Teamwork, which is the main factor for the innovative method, increases the interaction between students and teacher. According to studies by Arya et al. (15), Vasan et al. (16), and Rehman et al., students showed better results in teamwork learning, and the output of such methods was also higher (17). Kamei et al. (18) evaluated the effectiveness of teamwork and reported that students achieved higher scores when they received educational contents before a class and they only spent time on proper understanding of lessons and problem solving by teamwork under the supervision of the teacher. Results of a 20-year meta-analysis by Springer et al. (19) on learning through small groups in different scientific disciplines showed that this method of learning can result in achieving greater academic goals, better learning situations, and increased ability to remember.

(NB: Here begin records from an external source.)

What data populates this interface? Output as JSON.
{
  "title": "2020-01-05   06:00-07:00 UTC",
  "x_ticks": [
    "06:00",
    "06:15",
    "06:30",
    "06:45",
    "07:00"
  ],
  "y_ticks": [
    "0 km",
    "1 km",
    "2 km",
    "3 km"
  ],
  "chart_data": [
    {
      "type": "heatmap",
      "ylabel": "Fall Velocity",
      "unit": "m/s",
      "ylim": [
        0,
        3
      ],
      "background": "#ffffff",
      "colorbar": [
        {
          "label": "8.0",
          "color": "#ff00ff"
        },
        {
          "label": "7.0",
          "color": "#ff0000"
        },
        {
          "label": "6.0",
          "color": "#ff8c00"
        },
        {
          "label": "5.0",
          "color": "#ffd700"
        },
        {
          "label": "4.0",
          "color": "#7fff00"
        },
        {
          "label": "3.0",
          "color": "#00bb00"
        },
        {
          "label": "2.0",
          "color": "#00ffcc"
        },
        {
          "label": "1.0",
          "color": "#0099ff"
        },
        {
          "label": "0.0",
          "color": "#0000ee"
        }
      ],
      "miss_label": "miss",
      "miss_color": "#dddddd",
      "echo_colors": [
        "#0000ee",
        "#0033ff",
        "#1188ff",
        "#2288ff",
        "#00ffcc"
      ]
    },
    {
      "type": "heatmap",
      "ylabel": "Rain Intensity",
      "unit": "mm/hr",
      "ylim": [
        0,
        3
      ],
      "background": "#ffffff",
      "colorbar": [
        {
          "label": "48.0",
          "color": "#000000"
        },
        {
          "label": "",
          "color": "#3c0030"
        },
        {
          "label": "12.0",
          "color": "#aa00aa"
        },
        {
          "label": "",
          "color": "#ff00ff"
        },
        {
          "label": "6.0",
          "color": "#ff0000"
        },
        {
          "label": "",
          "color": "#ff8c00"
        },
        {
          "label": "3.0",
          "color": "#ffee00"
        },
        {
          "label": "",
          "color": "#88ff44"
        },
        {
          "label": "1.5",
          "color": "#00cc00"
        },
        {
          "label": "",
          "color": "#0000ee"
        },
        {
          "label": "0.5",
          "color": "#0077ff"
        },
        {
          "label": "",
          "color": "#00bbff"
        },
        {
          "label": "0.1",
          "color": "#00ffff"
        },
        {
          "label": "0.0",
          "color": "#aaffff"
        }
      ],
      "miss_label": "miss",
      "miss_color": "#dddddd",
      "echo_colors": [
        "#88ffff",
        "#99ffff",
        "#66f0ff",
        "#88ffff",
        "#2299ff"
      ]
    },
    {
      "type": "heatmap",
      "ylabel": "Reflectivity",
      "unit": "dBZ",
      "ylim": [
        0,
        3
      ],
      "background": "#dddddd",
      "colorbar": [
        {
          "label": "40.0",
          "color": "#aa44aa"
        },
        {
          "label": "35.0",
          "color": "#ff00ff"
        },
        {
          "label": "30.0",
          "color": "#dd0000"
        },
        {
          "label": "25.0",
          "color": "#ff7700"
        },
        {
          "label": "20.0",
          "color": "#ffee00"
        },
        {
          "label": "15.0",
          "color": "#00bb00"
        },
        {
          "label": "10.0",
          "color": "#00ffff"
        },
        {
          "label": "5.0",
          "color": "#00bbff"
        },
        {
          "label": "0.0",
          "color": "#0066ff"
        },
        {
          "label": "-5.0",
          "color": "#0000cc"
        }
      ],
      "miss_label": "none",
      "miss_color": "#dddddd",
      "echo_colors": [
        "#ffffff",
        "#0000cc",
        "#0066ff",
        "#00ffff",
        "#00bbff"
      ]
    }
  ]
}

On the other hand, Schuh et al. (20) showed that informal methods of teaching, such as playing games and humorous learning atmospheres, are more effective. In addition, Guatier et al. indicated that the motivation of students in optional studying increases when it is associated with playing a game (21).

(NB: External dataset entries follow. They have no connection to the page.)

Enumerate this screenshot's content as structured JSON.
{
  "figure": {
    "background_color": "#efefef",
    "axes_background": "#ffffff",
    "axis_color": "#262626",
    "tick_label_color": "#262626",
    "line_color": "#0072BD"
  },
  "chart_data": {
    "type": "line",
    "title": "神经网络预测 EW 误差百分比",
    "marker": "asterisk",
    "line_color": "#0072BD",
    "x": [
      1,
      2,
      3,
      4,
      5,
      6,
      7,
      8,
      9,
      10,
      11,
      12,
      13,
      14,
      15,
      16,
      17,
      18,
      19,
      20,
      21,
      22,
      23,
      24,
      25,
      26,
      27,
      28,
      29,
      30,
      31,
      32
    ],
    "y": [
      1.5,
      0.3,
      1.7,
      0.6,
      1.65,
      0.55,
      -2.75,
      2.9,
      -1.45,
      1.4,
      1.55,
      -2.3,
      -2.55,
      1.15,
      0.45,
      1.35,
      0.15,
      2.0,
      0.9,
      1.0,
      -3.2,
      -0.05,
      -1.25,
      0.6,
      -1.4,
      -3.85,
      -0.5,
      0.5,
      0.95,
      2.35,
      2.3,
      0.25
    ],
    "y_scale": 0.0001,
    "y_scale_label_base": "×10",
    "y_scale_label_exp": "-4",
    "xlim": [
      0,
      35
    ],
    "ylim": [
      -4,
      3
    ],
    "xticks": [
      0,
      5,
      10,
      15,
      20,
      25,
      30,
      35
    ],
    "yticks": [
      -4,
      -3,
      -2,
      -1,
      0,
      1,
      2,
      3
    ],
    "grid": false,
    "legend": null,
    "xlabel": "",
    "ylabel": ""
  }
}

It should be considered that researchers believe that about 75% of learning is through the sense of sight. Sticking pictures on birthday hat, in addition to providing a sense of play and amusement, facilitated learning via the sense of sight. Hence, the suggested learning method presented in this study had the advantage of teaching by more than 1 model. A study by Lujan et al. (22) found that most students preferred learning through different models.

4.1. Conclusion

Many attempts have been made to facilitate learning the anatomy of the CNS. In most methods, the main emphasis was to increase 3-D understanding of the nervous system. Although these methods are very valuable, they do not provide much help in learning the efferent and afferent connections of the nervous system. The current study showed that using names and pictures, and creating humorous phrases with the names, can facilitate learning efferent and afferent connections. It appears that students’ tendency toward amusement and humor is a permanently available, cheap, and vital resource that can be used to assist and guide them to achieve educational goals.